Crushing or attempting to crush the Taliban was not a necessary action to crush al-Qa'ida or its cells in Afghanistan or throughout the world, and destroying Afghanistan's ragged, despicable rulers certainly doesn't do anything for Islam, for stability in Afghaistan or the region, or for the image of the US abroad. As Monbiot points out, we might have gotten the Taliban to turn over bin Laden, but didn't try.

You devote yourself to practicing the craft of writing, and so naturally you want to have me understand what you have written, and I appreciate your further effort to help me do so. Though you show a keen ability to summarize my arguments and to point out their weaknesses, or the weaknesses in my expressions of them, however, I put it to you that argumentation may not be the kind of verbal art in which you most excel. Where you originally placed the question, "I wonder how many people would agree with this?" I put it to you that not many people would be sure what you were referring to by "this." You are apparently referring to a chain of events; which of them belong to Baudrillard and which to me or simply to the events themselves would be hard to say.
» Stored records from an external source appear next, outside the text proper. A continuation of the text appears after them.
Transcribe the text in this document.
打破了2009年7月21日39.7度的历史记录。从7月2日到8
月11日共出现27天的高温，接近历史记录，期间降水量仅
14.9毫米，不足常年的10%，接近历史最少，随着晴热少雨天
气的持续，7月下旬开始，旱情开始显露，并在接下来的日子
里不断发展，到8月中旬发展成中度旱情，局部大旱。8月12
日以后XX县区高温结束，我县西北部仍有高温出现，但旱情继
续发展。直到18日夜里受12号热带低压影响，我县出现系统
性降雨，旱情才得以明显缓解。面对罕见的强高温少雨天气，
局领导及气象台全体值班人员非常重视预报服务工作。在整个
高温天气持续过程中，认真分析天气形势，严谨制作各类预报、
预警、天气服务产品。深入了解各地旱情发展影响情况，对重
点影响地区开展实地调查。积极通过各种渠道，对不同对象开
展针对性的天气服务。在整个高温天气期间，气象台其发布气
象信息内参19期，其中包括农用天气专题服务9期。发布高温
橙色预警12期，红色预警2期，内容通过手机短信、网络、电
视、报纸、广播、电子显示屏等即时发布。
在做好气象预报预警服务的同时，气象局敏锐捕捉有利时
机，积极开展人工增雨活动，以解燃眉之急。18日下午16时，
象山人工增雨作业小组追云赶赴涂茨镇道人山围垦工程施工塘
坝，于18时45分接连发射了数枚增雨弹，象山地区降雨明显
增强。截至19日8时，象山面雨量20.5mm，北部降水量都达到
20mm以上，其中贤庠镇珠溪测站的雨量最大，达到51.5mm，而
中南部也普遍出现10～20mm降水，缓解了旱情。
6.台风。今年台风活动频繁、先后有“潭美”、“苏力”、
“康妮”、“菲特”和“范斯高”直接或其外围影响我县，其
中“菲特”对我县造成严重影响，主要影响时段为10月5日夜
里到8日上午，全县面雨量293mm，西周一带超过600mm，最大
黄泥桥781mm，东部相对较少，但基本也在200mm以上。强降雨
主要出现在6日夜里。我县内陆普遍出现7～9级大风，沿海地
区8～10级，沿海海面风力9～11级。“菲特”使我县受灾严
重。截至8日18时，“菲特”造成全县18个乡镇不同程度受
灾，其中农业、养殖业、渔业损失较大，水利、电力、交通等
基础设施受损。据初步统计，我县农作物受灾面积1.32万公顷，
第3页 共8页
But does this matter? To me what matters is to get on with the discussion and to clarify our views. Baudrillard is describing how terrorism operates. He says that terrorism depends on the complicity of its victims. Granted that this is so, I argue that if the victims simply gather up their wounded and dead and go on with their lives without taking further action, they are defeating the first purpose of terrorism, which is to transform the lives and surroundings of the victims. I said that the best thing would have been to do nothing—meaning, not attack Afghanistan; also not take away a lot of civil rights and adopt an ultra-patriotic, paranoid stance at home and abroad; to go on as much as possible with business as usual. Obviously it's not possible to do nothing, because things have been done. But we can start practicing the self mastery of jihad in its peaceful sense, and try to move away from living our lives so much in reaction to the terrorists' acts, to live our lives more independently, which will in the end defeat the terrorists' aims. They are a small minority. They will not prevail.
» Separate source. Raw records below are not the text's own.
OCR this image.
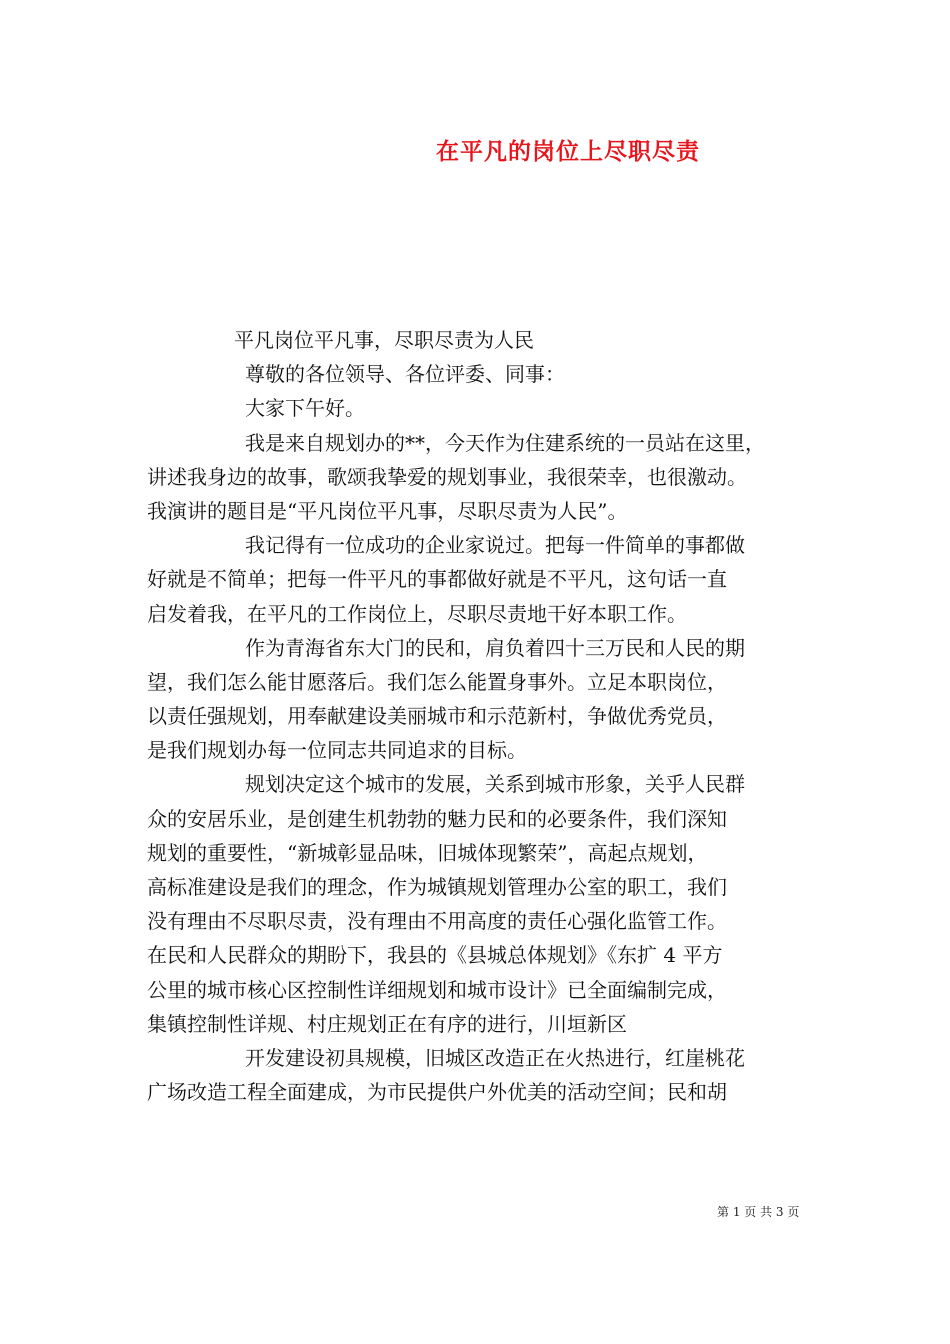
在平凡的岗位上尽职尽责
平凡岗位平凡事，尽职尽责为人民
尊敬的各位领导、各位评委、同事：
大家下午好。
我是来自规划办的**，今天作为住建系统的一员站在这里，
讲述我身边的故事，歌颂我挚爱的规划事业，我很荣幸，也很激动。
我演讲的题目是“平凡岗位平凡事，尽职尽责为人民”。
我记得有一位成功的企业家说过。把每一件简单的事都做
好就是不简单；把每一件平凡的事都做好就是不平凡，这句话一直
启发着我，在平凡的工作岗位上，尽职尽责地干好本职工作。
作为青海省东大门的民和，肩负着四十三万民和人民的期
望，我们怎么能甘愿落后。我们怎么能置身事外。立足本职岗位，
以责任强规划，用奉献建设美丽城市和示范新村，争做优秀党员，
是我们规划办每一位同志共同追求的目标。
规划决定这个城市的发展，关系到城市形象，关乎人民群
众的安居乐业，是创建生机勃勃的魅力民和的必要条件，我们深知
规划的重要性，“新城彰显品味，旧城体现繁荣”，高起点规划，
高标准建设是我们的理念，作为城镇规划管理办公室的职工，我们
没有理由不尽职尽责，没有理由不用高度的责任心强化监管工作。
在民和人民群众的期盼下，我县的《县城总体规划》《东扩 4 平方
公里的城市核心区控制性详细规划和城市设计》已全面编制完成，
集镇控制性详规、村庄规划正在有序的进行，川垣新区
开发建设初具规模，旧城区改造正在火热进行，红崖桃花
广场改造工程全面建成，为市民提供户外优美的活动空间；民和胡
第 1 页 共 3 页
I'm sorry I had trouble understanding what you were saying, but hope you have less trouble with what I've said here, and that what I've added today makes my Terrorism Update have more meaning for you. My artist friend Jessica said she thinks we "think in unison, politics-wise; that "doing nothing would have been just perfect; it would have been just perfect;" that she hated for us to be so predictable and that one of the worst things about it was that "we did exactly what everybody expected us to be doing." Before you jump in to say this is not a worthwhile aim, consider that surprise is the main element in the success of terrorist acts.
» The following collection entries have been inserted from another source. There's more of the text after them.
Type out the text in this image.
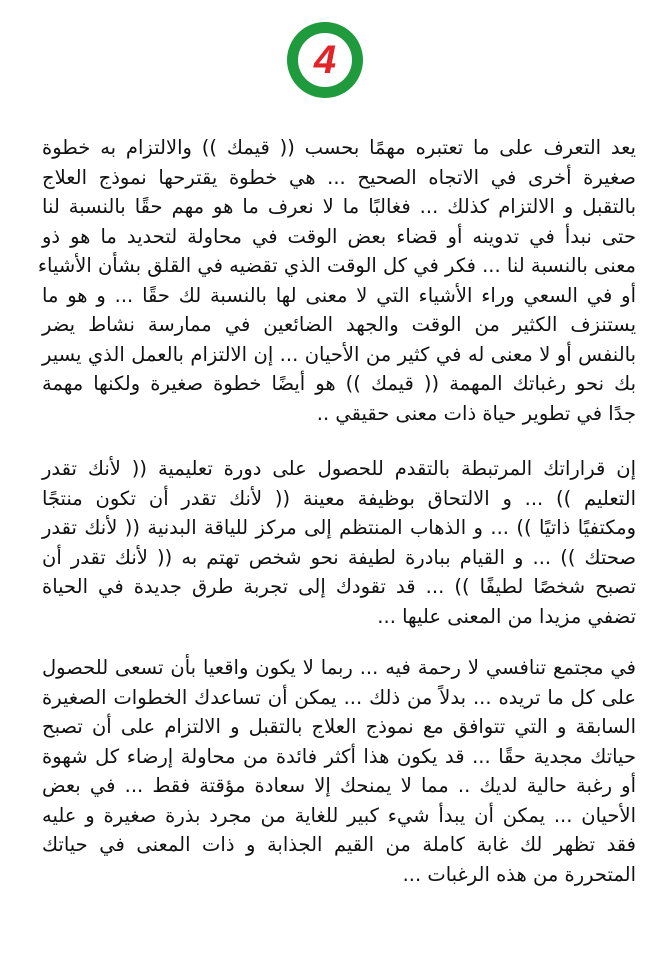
4
يعد التعرف على ما تعتبره مهمًا بحسب (( قيمك )) والالتزام به خطوة
صغيرة أخرى في الاتجاه الصحيح ... هي خطوة يقترحها نموذج العلاج
بالتقبل و الالتزام كذلك ... فغالبًا ما لا نعرف ما هو مهم حقًا بالنسبة لنا
حتى نبدأ في تدوينه أو قضاء بعض الوقت في محاولة لتحديد ما هو ذو
معنى بالنسبة لنا ... فكر في كل الوقت الذي تقضيه في القلق بشأن الأشياء
أو في السعي وراء الأشياء التي لا معنى لها بالنسبة لك حقًا ... و هو ما
يستنزف الكثير من الوقت والجهد الضائعين في ممارسة نشاط يضر
بالنفس أو لا معنى له في كثير من الأحيان ... إن الالتزام بالعمل الذي يسير
بك نحو رغباتك المهمة (( قيمك )) هو أيضًا خطوة صغيرة ولكنها مهمة
جدًا في تطوير حياة ذات معنى حقيقي ..
إن قراراتك المرتبطة بالتقدم للحصول على دورة تعليمية (( لأنك تقدر
التعليم )) ... و الالتحاق بوظيفة معينة (( لأنك تقدر أن تكون منتجًا
ومكتفيًا ذاتيًا )) ... و الذهاب المنتظم إلى مركز للياقة البدنية (( لأنك تقدر
صحتك )) ... و القيام ببادرة لطيفة نحو شخص تهتم به (( لأنك تقدر أن
تصبح شخصًا لطيفًا )) ... قد تقودك إلى تجربة طرق جديدة في الحياة
تضفي مزيدا من المعنى عليها ...
في مجتمع تنافسي لا رحمة فيه ... ربما لا يكون واقعيا بأن تسعى للحصول
على كل ما تريده ... بدلاً من ذلك ... يمكن أن تساعدك الخطوات الصغيرة
السابقة و التي تتوافق مع نموذج العلاج بالتقبل و الالتزام على أن تصبح
حياتك مجدية حقًا ... قد يكون هذا أكثر فائدة من محاولة إرضاء كل شهوة
أو رغبة حالية لديك .. مما لا يمنحك إلا سعادة مؤقتة فقط ... في بعض
الأحيان ... يمكن أن يبدأ شيء كبير للغاية من مجرد بذرة صغيرة و عليه
فقد تظهر لك غابة كاملة من القيم الجذابة و ذات المعنى في حياتك
المتحررة من هذه الرغبات ...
I repeat, I am not advocating that we do nothing at all, nor can I call for a reversal of the actions that have already been taken. I am calling for us not to echo the terrorists' violence, to work to oppose them stealthily and calmly, to realize that, as Sir Michael Howard said in his address to the Royal United Services Institute October 30, this is not a hot "war" but a "war" only "in the sense of war against crime or against drug-trafficking," and therefore a war against Afghanistan or other countries in the region is a wrong move, an action that should not be taken. Note what he says later in his speech, "as we discovered in both Palestine and Ireland, the terrorists have already won an important battle if they can provoke the authorities into using overt armed force against them." Sir Michael and I are in agreement. I urge you to go back and read what Sir Michael said: it was you who called his speech to my attention.